The rectangle forms the price movement between two horizontal lines. A rectangle is considered an undefined pattern. It is expected that after the price crosses one of the horizontal lines, it will proceed moving for approximately the height of the rectangle in the direction of the breakthrough.
The indicator analyzes the last 600 bars in search of patterns. The DTW (Dynamic Time Warping) algorithm is used for the primary recognition. This algorithm allows you to find compressed and time-stretched sequences of values of the specified source that match a given template of 4 points. The points found by the DTW are tied to pivots.

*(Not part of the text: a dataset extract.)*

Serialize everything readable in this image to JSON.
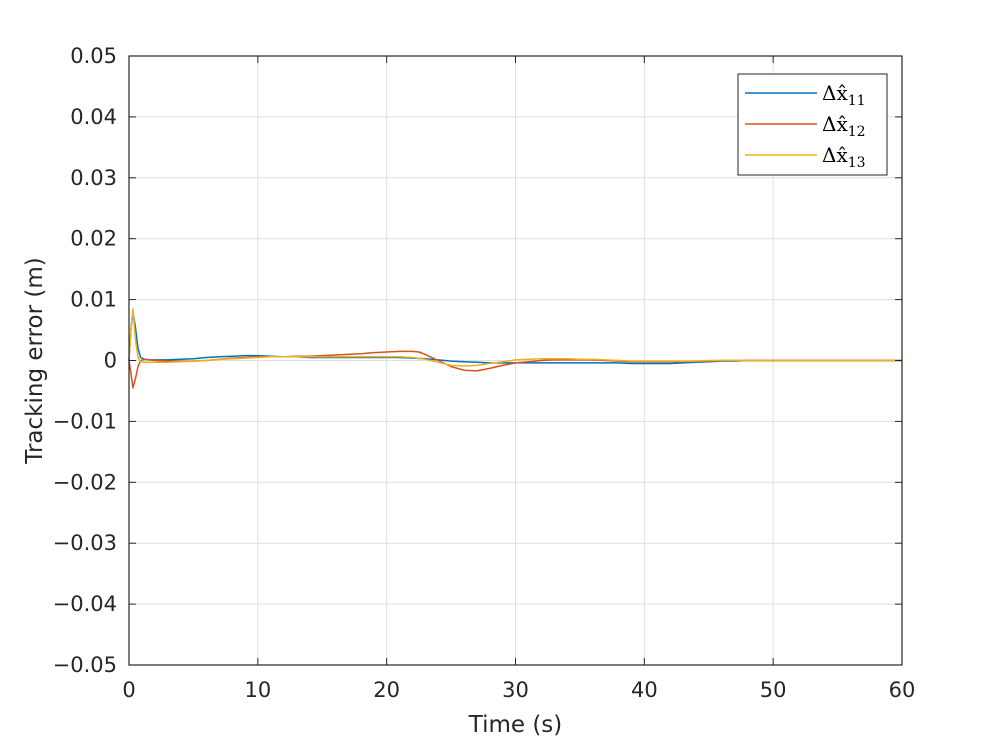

Once they are found, the indicator checks whether the points comply with the pattern’s rules and the specified maximum permissible deviation: in the interval between the first and the last points, the price is allowed to cross the horizontal lines with ‘high’ and ‘low’, but not with ‘close’ or ‘open’. The largest non-intersecting rectangles among the found patterns that fit the description above are drawn on the chart.
Invert Pattern - Changes the sequence of minima and maxima in the rectangle: the pattern starts with a high pivot if this is ‘false’ and with a low pivot if switched to ‘true’.
Source - Source for the primary search. The indicator searches for the pattern in the source data using the DTW algorithm.
Permissible Deviation - The maximum allowable deviation of points from horizontal lines. It is calculated as a percentage of the height of the rectangle.